My diet is vastly different since college. I was not involved in sport back then, and didn’t start my path to fitness until 25 years old. My diet back in college was very budget dependent. I ate a lot of sausages, white bread and biscuits. I also ate a lot of processed foods, packet sauces filled with preservatives and noodles and macaroni cheese packet meals, again with a lot of preservatives. I have now cut all of that out, and the thought of eating what I ate back then makes me feel ill.

Bacon, potato chips, or ice cream?

Definitely ice cream! I also like to make this myself in order to cut out a lot of the unnecessary “gunk” that is in most brands.

How the Pros Eat: Gabriele Grunewald

Gabriele_Grunewald

Gabriele Grunewald, 27, is a top American middle-distance runner and the reigning U.S. indoor 3000m champion. Her many other accomplishments include a fourth-place finish in the 2012 U.S. Olympic trials 1500m and a third-place finish at the USA 1 Mile Road Championships. A native of Minnesota and a graduate of the University of Minnesota, Gabe now represents Team USA Minnesota and Brooks. She is a two-time cancer survivor. Follow her on Twitter at @gg_runs.

What is your racing weight?

~112

What are your personal dietary “rules”?

I don’t necessarily have “rules” — but I try to make a fruit or vegetable a part of every meal. I also try to eat whole grain options instead of refined whenever possible, and I try to cut out fried foods almost completely when I’m in the peak of my season.

What’s a typical breakfast for you?

Usually I’ll have some form of a hot cereal or oatmeal topped with berries and nuts. And a cup of coffee (or two, or espresso).

A typical lunch?

Turkey or tuna sandwich on whole wheat, accompanied by a cup of vegetable soup or a salad. Some combination of those, or sometimes I’ll eat leftovers from last night’s dinner. As a snack at some point throughout the day, I’ll have a yogurt, banana or a Generation UCAN shake.

A typical dinner?

Grilled barbecue chicken is a favorite — with something like sweet potatoes and black beans. Tonight I’m baking salmon and having brown rice and green beans. Spinach/kale side salads usually make an appearance at dinner too.

What’s the biggest change you’ve made to your diet since college?

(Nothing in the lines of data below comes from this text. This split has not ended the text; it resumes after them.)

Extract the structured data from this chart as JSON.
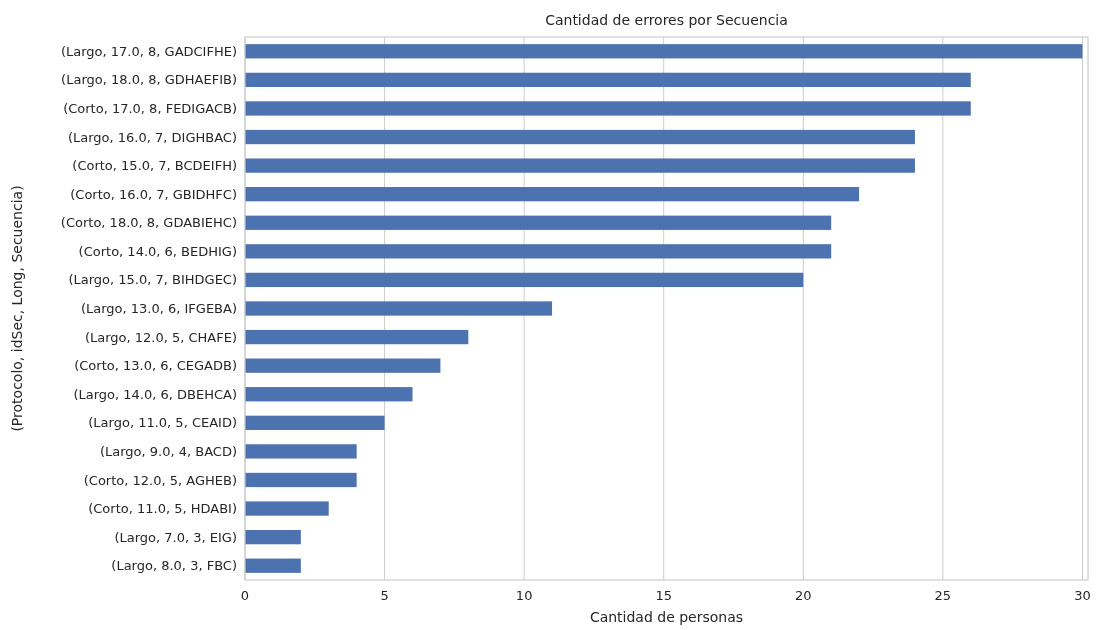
{
  "chart_data": {
    "type": "bar",
    "orientation": "horizontal",
    "title": "Cantidad de errores por Secuencia",
    "xlabel": "Cantidad de personas",
    "ylabel": "(Protocolo, idSec, Long, Secuencia)",
    "categories": [
      "(Largo, 17.0, 8, GADCIFHE)",
      "(Largo, 18.0, 8, GDHAEFIB)",
      "(Corto, 17.0, 8, FEDIGACB)",
      "(Largo, 16.0, 7, DIGHBAC)",
      "(Corto, 15.0, 7, BCDEIFH)",
      "(Corto, 16.0, 7, GBIDHFC)",
      "(Corto, 18.0, 8, GDABIEHC)",
      "(Corto, 14.0, 6, BEDHIG)",
      "(Largo, 15.0, 7, BIHDGEC)",
      "(Largo, 13.0, 6, IFGEBA)",
      "(Largo, 12.0, 5, CHAFE)",
      "(Corto, 13.0, 6, CEGADB)",
      "(Largo, 14.0, 6, DBEHCA)",
      "(Largo, 11.0, 5, CEAID)",
      "(Largo, 9.0, 4, BACD)",
      "(Corto, 12.0, 5, AGHEB)",
      "(Corto, 11.0, 5, HDABI)",
      "(Largo, 7.0, 3, EIG)",
      "(Largo, 8.0, 3, FBC)"
    ],
    "values": [
      30,
      26,
      26,
      24,
      24,
      22,
      21,
      21,
      20,
      11,
      8,
      7,
      6,
      5,
      4,
      4,
      3,
      2,
      2
    ],
    "color": "#4c72b0",
    "xlim": [
      0,
      30.2
    ],
    "xticks": [
      0,
      5,
      10,
      15,
      20,
      25,
      30
    ],
    "grid": "x"
  }
}
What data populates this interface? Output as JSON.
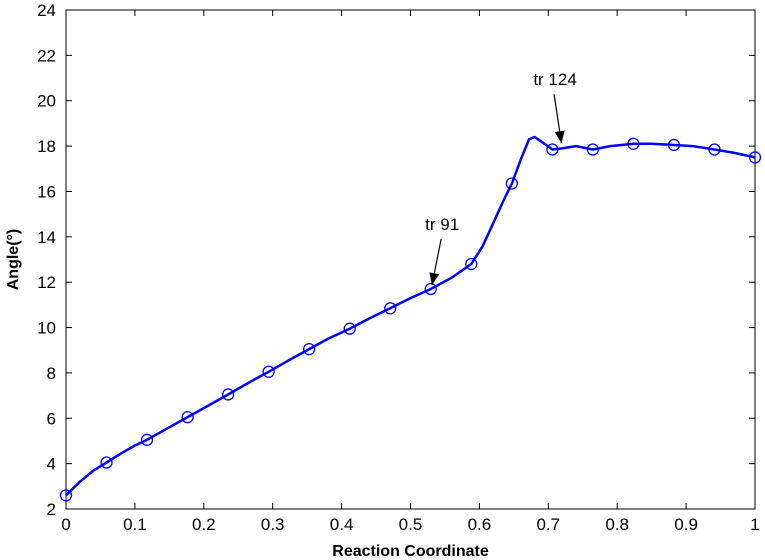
{
  "chart_data": {
    "type": "line",
    "xlabel": "Reaction Coordinate",
    "ylabel": "Angle(°)",
    "xlim": [
      0,
      1
    ],
    "ylim": [
      2,
      24
    ],
    "xticks": [
      "0",
      "0.1",
      "0.2",
      "0.3",
      "0.4",
      "0.5",
      "0.6",
      "0.7",
      "0.8",
      "0.9",
      "1"
    ],
    "yticks": [
      "2",
      "4",
      "6",
      "8",
      "10",
      "12",
      "14",
      "16",
      "18",
      "20",
      "22",
      "24"
    ],
    "grid": false,
    "line_color": "#0000ff",
    "series": [
      {
        "markers": "circle",
        "x": [
          0,
          0.0588,
          0.1176,
          0.1765,
          0.2353,
          0.2941,
          0.3529,
          0.4118,
          0.4706,
          0.5294,
          0.5882,
          0.6471,
          0.7059,
          0.7647,
          0.8235,
          0.8824,
          0.9412,
          1.0
        ],
        "y": [
          2.6,
          4.05,
          5.05,
          6.05,
          7.05,
          8.05,
          9.05,
          9.95,
          10.85,
          11.7,
          12.8,
          16.35,
          17.85,
          17.85,
          18.1,
          18.05,
          17.85,
          17.5
        ]
      }
    ],
    "curve": {
      "x": [
        0,
        0.02,
        0.04,
        0.0588,
        0.08,
        0.1,
        0.1176,
        0.15,
        0.1765,
        0.2,
        0.2353,
        0.27,
        0.2941,
        0.32,
        0.3529,
        0.38,
        0.4118,
        0.44,
        0.4706,
        0.5,
        0.5294,
        0.56,
        0.5882,
        0.605,
        0.62,
        0.635,
        0.6471,
        0.66,
        0.672,
        0.68,
        0.69,
        0.7059,
        0.72,
        0.74,
        0.7647,
        0.79,
        0.8235,
        0.85,
        0.8824,
        0.91,
        0.9412,
        0.97,
        1.0
      ],
      "y": [
        2.6,
        3.2,
        3.7,
        4.05,
        4.45,
        4.8,
        5.05,
        5.6,
        6.05,
        6.45,
        7.05,
        7.65,
        8.05,
        8.5,
        9.05,
        9.5,
        9.95,
        10.4,
        10.85,
        11.3,
        11.7,
        12.2,
        12.8,
        13.6,
        14.6,
        15.6,
        16.35,
        17.4,
        18.3,
        18.4,
        18.2,
        17.85,
        17.9,
        18.0,
        17.85,
        18.0,
        18.1,
        18.1,
        18.05,
        18.0,
        17.85,
        17.7,
        17.5
      ]
    },
    "annotations": [
      {
        "text": "tr 91",
        "x": 0.53,
        "y": 11.7
      },
      {
        "text": "tr 124",
        "x": 0.72,
        "y": 17.95
      }
    ]
  }
}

I’m just a lot more consistent with my diet throughout the day. In college I was always on the go, sometimes not eating enough before or right after practice. I would have a huge dinner to compensate for not eating throughout the day. Now, I’m always able to fuel properly. Having a Generation UCAN before workouts and their protein version post-workout has taken the guesswork out of what I should be fueling with before a workout. Also, I have more time to cook so I can experiment more with new foods and have more variety in my diet. I’m also a bit more conscientious of my diet during the peak of my season when I’m tapering my training.

Bacon, potato chips, or ice cream?

Chips! Kettle chips or tortilla chips for me.